You've asked a pretty complicated question without realizing it. Informix is architected as a shared everything database engine, meaning all resources available to the instance are available to every database in that instance. This means that more than one database can store data in any given dbspace, .dat or .idx file in your case. Most DBA's know better than to do that but it's something to be aware of. Given this knowledge you now know that the .dat and .idx files do not belong to a database but belong the instance. The dbspaces and files were created to contain your databases data but they technically belong to the instance. It's worth noting that the .dat and .idx files are known to the database by the logical dbspace name.
Armed with this background info and assuming that the production and development servers are running the same OS and that your hardware is relatively the same, not a combination of PARISC, Itanium or x86/x64, I'll throw a couple of options out for you.
Create the dbspaces that you need in the new instance and use onunload and onload
to copy the database from production to development.
Use ontape or onbar to backup the entire production instance and
restore it over your development instance.
Option 1 requires that you know what the dbspaces are named and how large they are. Use onstat -d on the production instance to find this out. BTW, the numbers listed in onstat -d are in pages, I believe that Linux is a 2K page.
Option 2 simply requires that the paths for the data files are the same on both servers. This means that the ROOTDBS needs to be the same in both instances. That can be found by executing onstat -c | grep ROOTDBS
There's a lot that has been left out but I hope that this gives you the info that you need to move forward with your task.
The .dat and .idx files are associated with C-ISAM, or, when organized in a directory called dbase.dbs (where dbase is the name of your database), the .dat and .idx files are associated with Informix Standard Engine, aka Informix SE. SE uses C-ISAM to manage its storage. SE is rather different from (and much simpler than) Informix Dynamic Server (IDS). It is not impossible that the .dat and .idx files are associated with IDS; it is just extremely unlikely.
From the information available, it sounds as though your production server is running SE. To get the data from SE to IDS, you will probably want to use DB-Export at the SE end and DB-Import at the Linux/IDS end. Certainly, that is the simplest way to do it.
There are other possible solutions - C-ISAM datablade being one such - but they are more expensive and probably not warranted. There are other possible loading solutions, such as HPL (High-Performance Loader).
For more information about Informix, either use the various web sites already referenced (http://www.informix.com is a link to the Informix section of IBM's web site), or use the International Informix User Group (IIUG) web site. There are mailing lists available (which require you to belong, but membership is free) for discussing Informix in detail.
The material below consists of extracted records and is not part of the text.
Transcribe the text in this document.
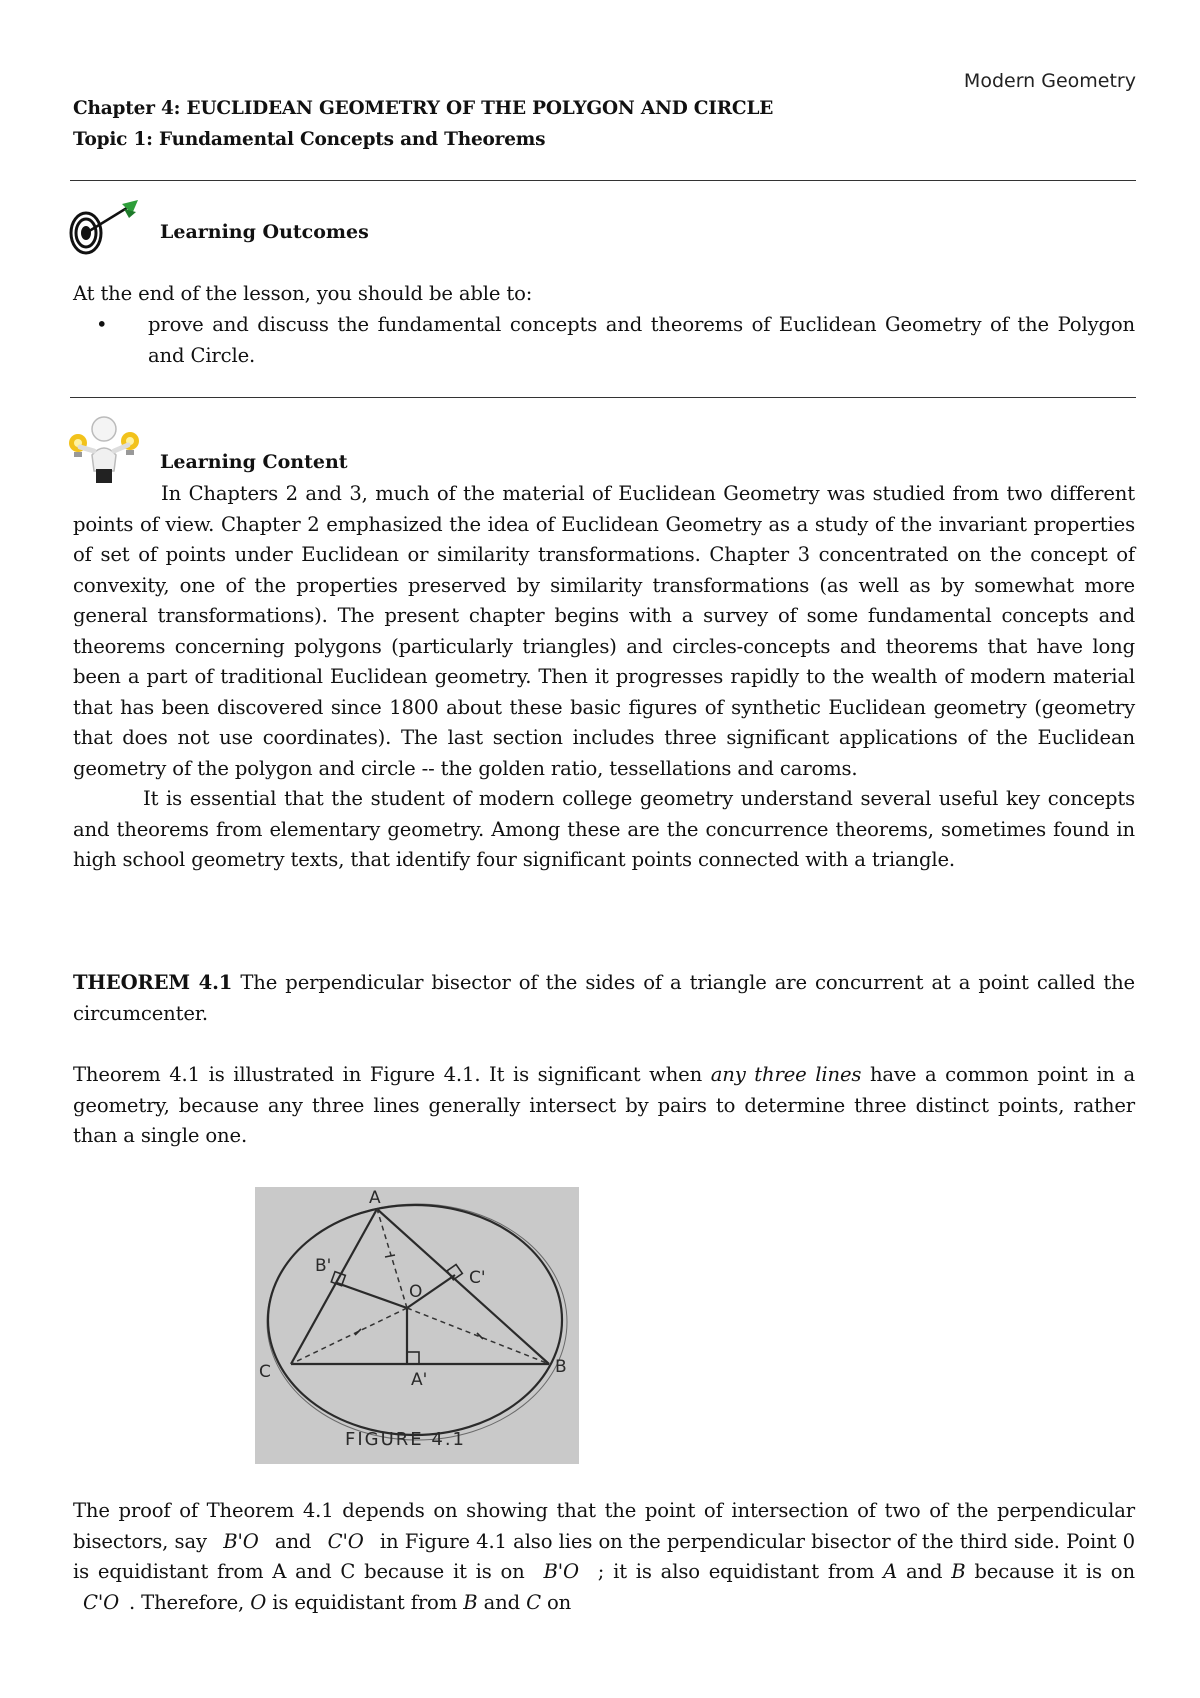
Modern Geometry
Chapter 4: EUCLIDEAN GEOMETRY OF THE POLYGON AND CIRCLE
Topic 1: Fundamental Concepts and Theorems
Learning Outcomes
At the end of the lesson, you should be able to:
• prove and discuss the fundamental concepts and theorems of Euclidean Geometry of the Polygon and Circle.
Learning Content

In Chapters 2 and 3, much of the material of Euclidean Geometry was studied from two different points of view. Chapter 2 emphasized the idea of Euclidean Geometry as a study of the invariant properties of set of points under Euclidean or similarity transformations. Chapter 3 concentrated on the concept of convexity, one of the properties preserved by similarity transformations (as well as by somewhat more general transformations). The present chapter begins with a survey of some fundamental concepts and theorems concerning polygons (particularly triangles) and circles-concepts and theorems that have long been a part of traditional Euclidean geometry. Then it progresses rapidly to the wealth of modern material that has been discovered since 1800 about these basic figures of synthetic Euclidean geometry (geometry that does not use coordinates). The last section includes three significant applications of the Euclidean geometry of the polygon and circle -- the golden ratio, tessellations and caroms.

It is essential that the student of modern college geometry understand several useful key concepts and theorems from elementary geometry. Among these are the concurrence theorems, sometimes found in high school geometry texts, that identify four significant points connected with a triangle.

THEOREM 4.1 The perpendicular bisector of the sides of a triangle are concurrent at a point called the circumcenter.
Theorem 4.1 is illustrated in Figure 4.1. It is significant when any three lines have a common point in a geometry, because any three lines generally intersect by pairs to determine three distinct points, rather than a single one.
A
B
C
O
A'
B'
C'
FIGURE 4.1
The proof of Theorem 4.1 depends on showing that the point of intersection of two of the perpendicular bisectors, say B'O and C'O in Figure 4.1 also lies on the perpendicular bisector of the third side. Point 0 is equidistant from A and C because it is on B'O ; it is also equidistant from A and B because it is on C'O . Therefore, O is equidistant from B and C on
Those Informix-SE datafiles (.DAT) and their associated index files (.IDX) are useless unless you also have all the associated catalog files, such as SYSTABLES.DAT SYSTABLES.IDX, SYSCOLUMNS, SYSINDEXES, etc.
Then you also have to worry about which version of Informix-SE created them, as some have a 2K or 4K index file node size.
Your best approach is to obtain all the .DAT and .IDX files from the source db, plus the correct standard engine, installed on the same hardware and operating system it came from.
Long story short, on the source machine, run "dbexport" to unload all the data to ascii files, and run "dbschema" to generate all the table schemas and indexes. It also wouldn't hurt to run a "bcheck" on all the files before unloading them to ascii flat files.
I don't have any Informix-specific advice but for situations like this you can usually find the answer by looking up how to move a database (a common admin task, and usually well described in the manual) and just skipping the steps that would remove the old database.
Also, be careful of problems caused by different system architectures; some DBs fail spectacularly if you move them from a big-endian system (such as Solaris) to a little-endian system (such as x86 Linux) Again, the manual section on moving a DB would cover any extra steps that are needed.